In contrast, larger oil and gas firms including Exxon Mobil, Shell, and BP have come out against the rollbacks. “We will continue to urge the E.P.A. to retain the main features of the existing methane rule,” said Scott Silvestri, a spokesman for Exxon Mobil. Their support of continued methane regulation, which would lessen though not remove the climate-changing effects of extracting and burning natural gas, comes at a time when they are touting the climate benefit of natural gas in a lower carbon future.
Additionally, there has been bipartisan pushback against the rollback. Sen. Collins (R-ME) and Sen. Murphy (D-CT) along with Rep. Peters (CA-52) and Rep. Gaetz (FL-1) wrote a letter in opposition to the rule change, stating that, “this proposal will roll back the progress the industry is already making in detecting and fixing leaks.” Further, the group was “skeptical that the proposed rule would lead to significant cost savings” and expressed concern that the move to exclude oil and gas transmission and storage from the NSPS source category could “create a concerning precedent for regulating other greenhouse gas emissions.” Along with the letter, these four members cosponsored the Super Pollutants Act, introduced in July 2019, which would codify the Obama-era 2016 NSPS final rule into law.
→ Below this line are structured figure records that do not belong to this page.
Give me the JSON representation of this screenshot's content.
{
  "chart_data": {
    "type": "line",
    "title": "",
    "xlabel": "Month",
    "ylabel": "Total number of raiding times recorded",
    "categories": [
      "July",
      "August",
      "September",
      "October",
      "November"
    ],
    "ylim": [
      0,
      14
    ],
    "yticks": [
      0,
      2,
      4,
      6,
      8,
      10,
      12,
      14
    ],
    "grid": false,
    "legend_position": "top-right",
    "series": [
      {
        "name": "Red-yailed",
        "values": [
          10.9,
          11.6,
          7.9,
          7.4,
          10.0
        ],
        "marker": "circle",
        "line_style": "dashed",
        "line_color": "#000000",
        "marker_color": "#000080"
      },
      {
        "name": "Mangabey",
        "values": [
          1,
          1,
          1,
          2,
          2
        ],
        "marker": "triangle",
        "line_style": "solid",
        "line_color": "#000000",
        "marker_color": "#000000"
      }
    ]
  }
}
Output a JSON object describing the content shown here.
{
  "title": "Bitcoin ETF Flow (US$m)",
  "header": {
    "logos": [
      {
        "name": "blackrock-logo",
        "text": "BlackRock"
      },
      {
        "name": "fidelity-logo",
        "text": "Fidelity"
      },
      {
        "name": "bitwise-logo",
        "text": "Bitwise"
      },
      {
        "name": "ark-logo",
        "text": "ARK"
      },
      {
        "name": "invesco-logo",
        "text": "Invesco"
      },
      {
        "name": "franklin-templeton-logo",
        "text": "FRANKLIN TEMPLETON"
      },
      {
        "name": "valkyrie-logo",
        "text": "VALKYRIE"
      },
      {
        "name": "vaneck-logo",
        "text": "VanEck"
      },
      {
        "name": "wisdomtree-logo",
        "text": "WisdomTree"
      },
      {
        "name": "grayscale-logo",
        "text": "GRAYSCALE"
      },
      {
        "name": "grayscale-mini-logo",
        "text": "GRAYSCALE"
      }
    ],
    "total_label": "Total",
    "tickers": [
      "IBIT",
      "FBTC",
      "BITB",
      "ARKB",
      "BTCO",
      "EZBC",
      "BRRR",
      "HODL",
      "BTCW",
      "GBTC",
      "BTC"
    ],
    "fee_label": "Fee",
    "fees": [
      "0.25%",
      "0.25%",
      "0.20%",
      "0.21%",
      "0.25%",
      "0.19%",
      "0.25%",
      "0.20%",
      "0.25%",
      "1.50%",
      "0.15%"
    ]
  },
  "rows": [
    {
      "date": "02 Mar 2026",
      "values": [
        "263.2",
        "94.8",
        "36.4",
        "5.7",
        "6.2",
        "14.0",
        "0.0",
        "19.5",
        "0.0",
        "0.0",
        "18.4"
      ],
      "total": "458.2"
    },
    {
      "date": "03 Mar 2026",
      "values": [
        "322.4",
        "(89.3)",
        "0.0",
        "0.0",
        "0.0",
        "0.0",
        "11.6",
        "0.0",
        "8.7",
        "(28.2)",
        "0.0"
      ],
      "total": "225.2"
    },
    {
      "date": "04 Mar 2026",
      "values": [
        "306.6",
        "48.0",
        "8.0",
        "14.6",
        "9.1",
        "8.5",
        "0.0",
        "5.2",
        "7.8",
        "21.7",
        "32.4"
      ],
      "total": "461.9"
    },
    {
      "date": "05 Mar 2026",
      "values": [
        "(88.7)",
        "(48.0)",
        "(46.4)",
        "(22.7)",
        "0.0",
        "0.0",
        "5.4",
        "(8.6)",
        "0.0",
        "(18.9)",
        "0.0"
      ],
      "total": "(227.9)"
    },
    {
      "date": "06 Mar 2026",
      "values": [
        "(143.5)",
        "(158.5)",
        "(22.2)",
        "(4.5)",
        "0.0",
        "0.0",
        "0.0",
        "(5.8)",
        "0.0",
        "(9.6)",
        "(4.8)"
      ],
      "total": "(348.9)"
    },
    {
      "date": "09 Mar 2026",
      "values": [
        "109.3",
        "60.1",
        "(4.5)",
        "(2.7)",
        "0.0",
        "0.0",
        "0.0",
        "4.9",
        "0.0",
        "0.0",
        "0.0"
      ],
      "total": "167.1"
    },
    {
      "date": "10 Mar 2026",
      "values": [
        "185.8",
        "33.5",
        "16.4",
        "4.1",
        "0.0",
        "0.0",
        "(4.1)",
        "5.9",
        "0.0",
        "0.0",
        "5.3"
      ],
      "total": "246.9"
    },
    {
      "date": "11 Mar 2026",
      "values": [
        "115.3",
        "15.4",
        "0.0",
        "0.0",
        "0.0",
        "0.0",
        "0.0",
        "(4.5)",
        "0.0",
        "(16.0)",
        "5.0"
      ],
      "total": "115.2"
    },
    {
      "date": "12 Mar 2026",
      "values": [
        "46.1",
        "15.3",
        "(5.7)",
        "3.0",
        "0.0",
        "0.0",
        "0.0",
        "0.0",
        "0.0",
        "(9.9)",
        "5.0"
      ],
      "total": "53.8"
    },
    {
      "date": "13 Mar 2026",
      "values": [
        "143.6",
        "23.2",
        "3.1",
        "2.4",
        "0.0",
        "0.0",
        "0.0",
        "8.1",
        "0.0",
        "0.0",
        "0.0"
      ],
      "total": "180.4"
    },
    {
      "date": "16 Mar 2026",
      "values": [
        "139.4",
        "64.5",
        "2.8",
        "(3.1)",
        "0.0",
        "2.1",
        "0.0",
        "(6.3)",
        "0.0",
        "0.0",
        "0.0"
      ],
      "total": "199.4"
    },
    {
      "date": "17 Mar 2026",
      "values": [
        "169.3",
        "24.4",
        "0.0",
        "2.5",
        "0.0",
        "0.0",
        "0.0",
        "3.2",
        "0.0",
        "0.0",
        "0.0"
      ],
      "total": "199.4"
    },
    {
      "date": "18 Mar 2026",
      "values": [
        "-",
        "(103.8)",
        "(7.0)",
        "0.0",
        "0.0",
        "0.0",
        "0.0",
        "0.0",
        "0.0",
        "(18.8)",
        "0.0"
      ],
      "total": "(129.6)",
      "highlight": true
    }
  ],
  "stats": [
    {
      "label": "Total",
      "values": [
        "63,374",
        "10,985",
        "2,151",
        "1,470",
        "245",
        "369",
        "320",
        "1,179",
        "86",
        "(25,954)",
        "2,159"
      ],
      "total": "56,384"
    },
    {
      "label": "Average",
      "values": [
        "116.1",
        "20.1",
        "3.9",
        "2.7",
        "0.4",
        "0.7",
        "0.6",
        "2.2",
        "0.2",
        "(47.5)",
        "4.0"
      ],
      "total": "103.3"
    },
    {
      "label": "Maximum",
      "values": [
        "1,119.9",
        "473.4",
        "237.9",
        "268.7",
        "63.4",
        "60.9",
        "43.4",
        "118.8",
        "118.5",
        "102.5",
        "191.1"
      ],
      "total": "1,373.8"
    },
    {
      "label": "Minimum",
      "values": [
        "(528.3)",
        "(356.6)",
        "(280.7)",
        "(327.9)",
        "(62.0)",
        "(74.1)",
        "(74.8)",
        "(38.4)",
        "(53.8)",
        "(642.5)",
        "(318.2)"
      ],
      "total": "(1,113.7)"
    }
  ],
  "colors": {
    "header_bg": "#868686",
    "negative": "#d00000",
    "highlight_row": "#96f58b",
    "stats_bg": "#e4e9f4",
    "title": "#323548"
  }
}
Even though burning natural gas emits half the CO2 of coal for the same amount of energy, methane is a byproduct of natural gas production, and a potent greenhouse gas with 28-36 times the warming potential of CO2 over 100 years. Methane leaks from the oil and gas industry make up one-third of overall US methane emissions, and a recent study has found that the EPA estimates are underreporting actual emissions by up to 60%. Ben Ratner of the Environmental Defense Fund has elucidated what is at stake, stating that “the reputation of American natural gas is at the precipice, and methane rollbacks are the shove.”